U.S. employers added a robust 339,000 jobs last month, well above expectations. Last week’s report painted a mostly encouraging picture of the job market but there were some mixed messages. Notably, the unemployment rate rose to 3.7%, from a five-decade low of 3.4% in April, the highest unemployment rate since October.

In April, employers posted 10.1 million job openings, up from 9.7 million in March and the most since January. Economists had expected vacancies to slip below 9.5 million.

Those reports, along with the jobless claims numbers, could help sway Fed officials one way or the other with regard to its next rate hike move. Most economists are predicting that the Fed will pause its rate hikes at its meeting next week, though the strong labor market could convince the central bank to stay the course with another small quarter-point increase.

The U.S. economy grew at a lackluster 1.3% annual rate from January through March as businesses wary of an economic slowdown trimmed their inventories. That’s a slight upgrade from its initial growth estimate of 1.1%.

Though the labor market remains strong, there have been notable high-profile layoffs recently, mostly in the technology sector, where many companies now acknowledge overhiring during the pandemic.
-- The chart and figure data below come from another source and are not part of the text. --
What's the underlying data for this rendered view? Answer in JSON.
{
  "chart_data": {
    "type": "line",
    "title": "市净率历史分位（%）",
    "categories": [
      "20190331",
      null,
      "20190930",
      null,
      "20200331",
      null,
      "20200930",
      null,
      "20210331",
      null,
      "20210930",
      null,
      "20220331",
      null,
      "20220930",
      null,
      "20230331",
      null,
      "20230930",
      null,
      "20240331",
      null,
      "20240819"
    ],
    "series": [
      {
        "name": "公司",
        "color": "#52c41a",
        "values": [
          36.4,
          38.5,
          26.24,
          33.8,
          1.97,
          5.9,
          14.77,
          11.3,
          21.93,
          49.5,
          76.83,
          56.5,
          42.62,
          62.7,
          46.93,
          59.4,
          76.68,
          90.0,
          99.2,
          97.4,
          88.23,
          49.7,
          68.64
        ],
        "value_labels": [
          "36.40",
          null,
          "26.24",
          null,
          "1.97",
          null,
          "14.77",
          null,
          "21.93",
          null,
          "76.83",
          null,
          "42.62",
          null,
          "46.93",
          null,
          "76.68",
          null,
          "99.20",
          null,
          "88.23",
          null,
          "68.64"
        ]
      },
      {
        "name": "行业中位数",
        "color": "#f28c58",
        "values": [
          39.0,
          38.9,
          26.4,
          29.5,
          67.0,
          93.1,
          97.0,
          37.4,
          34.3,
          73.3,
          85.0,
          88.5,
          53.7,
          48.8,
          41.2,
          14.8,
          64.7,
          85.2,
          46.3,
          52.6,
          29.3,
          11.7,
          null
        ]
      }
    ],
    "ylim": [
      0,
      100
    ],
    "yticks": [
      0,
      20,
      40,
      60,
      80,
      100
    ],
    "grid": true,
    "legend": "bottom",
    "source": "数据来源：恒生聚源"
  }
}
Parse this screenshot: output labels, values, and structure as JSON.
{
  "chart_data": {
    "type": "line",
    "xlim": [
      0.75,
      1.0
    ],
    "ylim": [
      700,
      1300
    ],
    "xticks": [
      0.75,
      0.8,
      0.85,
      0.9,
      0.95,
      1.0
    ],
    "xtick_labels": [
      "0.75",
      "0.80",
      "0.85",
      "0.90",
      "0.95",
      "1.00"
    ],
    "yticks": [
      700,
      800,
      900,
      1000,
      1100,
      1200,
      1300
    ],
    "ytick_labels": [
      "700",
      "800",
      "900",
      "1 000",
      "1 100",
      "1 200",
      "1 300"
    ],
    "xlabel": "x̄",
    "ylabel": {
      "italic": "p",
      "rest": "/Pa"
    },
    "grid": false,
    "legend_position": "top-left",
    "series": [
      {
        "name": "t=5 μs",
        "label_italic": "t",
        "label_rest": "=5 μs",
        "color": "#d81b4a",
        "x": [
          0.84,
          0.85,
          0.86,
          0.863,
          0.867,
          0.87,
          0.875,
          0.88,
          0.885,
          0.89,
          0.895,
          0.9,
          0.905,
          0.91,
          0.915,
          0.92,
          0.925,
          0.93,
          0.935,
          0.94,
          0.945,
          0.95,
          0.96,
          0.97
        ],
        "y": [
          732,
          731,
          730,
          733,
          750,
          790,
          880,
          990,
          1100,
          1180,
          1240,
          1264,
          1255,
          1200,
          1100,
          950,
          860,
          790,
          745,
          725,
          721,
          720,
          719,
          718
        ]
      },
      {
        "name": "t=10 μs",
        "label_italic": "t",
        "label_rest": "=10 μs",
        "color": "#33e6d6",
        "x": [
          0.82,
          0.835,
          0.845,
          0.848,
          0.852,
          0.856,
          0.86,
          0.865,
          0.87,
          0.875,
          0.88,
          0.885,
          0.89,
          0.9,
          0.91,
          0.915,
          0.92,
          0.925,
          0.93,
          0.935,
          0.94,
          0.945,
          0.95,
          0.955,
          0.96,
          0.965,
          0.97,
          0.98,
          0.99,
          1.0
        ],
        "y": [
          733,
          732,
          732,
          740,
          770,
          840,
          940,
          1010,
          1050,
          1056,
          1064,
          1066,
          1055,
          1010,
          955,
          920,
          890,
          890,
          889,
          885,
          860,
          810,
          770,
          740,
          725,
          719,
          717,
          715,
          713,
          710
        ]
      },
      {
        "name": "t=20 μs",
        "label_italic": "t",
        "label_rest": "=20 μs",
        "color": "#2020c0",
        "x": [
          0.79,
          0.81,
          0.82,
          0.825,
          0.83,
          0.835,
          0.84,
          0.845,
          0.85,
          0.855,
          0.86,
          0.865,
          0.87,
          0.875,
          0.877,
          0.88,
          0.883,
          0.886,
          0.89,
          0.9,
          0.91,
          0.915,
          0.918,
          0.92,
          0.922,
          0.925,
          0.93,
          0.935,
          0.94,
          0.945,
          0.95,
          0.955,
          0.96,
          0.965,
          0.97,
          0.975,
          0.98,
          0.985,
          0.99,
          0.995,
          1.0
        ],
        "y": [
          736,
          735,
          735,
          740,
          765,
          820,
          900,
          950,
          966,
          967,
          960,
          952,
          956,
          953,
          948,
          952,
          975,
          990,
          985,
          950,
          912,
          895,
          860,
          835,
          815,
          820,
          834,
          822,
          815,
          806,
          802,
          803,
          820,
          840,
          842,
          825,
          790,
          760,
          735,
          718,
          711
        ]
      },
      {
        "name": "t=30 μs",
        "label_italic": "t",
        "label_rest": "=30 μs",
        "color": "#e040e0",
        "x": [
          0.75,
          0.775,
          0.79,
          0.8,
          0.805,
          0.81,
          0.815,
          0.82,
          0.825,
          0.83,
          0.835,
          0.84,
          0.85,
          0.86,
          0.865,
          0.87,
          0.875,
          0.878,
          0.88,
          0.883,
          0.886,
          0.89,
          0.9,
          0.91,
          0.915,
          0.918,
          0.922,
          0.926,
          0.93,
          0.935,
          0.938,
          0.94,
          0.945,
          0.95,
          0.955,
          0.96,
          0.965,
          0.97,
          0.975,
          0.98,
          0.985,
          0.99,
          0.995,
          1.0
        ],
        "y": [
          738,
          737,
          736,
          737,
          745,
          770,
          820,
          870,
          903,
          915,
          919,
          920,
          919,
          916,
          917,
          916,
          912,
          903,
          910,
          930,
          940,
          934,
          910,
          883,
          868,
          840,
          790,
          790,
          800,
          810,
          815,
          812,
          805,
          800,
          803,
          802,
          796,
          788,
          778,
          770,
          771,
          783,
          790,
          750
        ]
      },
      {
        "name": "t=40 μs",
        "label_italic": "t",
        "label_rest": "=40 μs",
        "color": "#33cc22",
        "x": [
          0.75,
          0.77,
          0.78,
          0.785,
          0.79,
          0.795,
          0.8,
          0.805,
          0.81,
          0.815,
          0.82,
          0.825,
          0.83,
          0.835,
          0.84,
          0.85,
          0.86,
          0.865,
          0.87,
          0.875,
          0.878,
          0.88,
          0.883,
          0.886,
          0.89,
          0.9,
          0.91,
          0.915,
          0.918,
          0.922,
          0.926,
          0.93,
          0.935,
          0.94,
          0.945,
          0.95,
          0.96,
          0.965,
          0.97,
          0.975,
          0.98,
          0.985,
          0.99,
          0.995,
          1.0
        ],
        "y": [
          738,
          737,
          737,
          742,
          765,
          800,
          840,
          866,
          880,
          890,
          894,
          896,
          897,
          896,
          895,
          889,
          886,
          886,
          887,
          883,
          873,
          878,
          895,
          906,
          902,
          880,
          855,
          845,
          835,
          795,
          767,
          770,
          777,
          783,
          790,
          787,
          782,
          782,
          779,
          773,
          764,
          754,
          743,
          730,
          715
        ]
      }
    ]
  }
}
IBM, Microsoft, Salesforce, Twitter, Lyft, LinkedIn, Spotify and DoorDash have all announced layoffs in recent months. Amazon and Facebook parent Meta have each announced two sets of job cuts since November.

Outside the tech sector, McDonald’s, Morgan Stanley and 3M also recently announced layoffs.

Overall, 1.76 million people were collecting unemployment benefits the week that ended May 27, about 37,000 fewer than the previous week.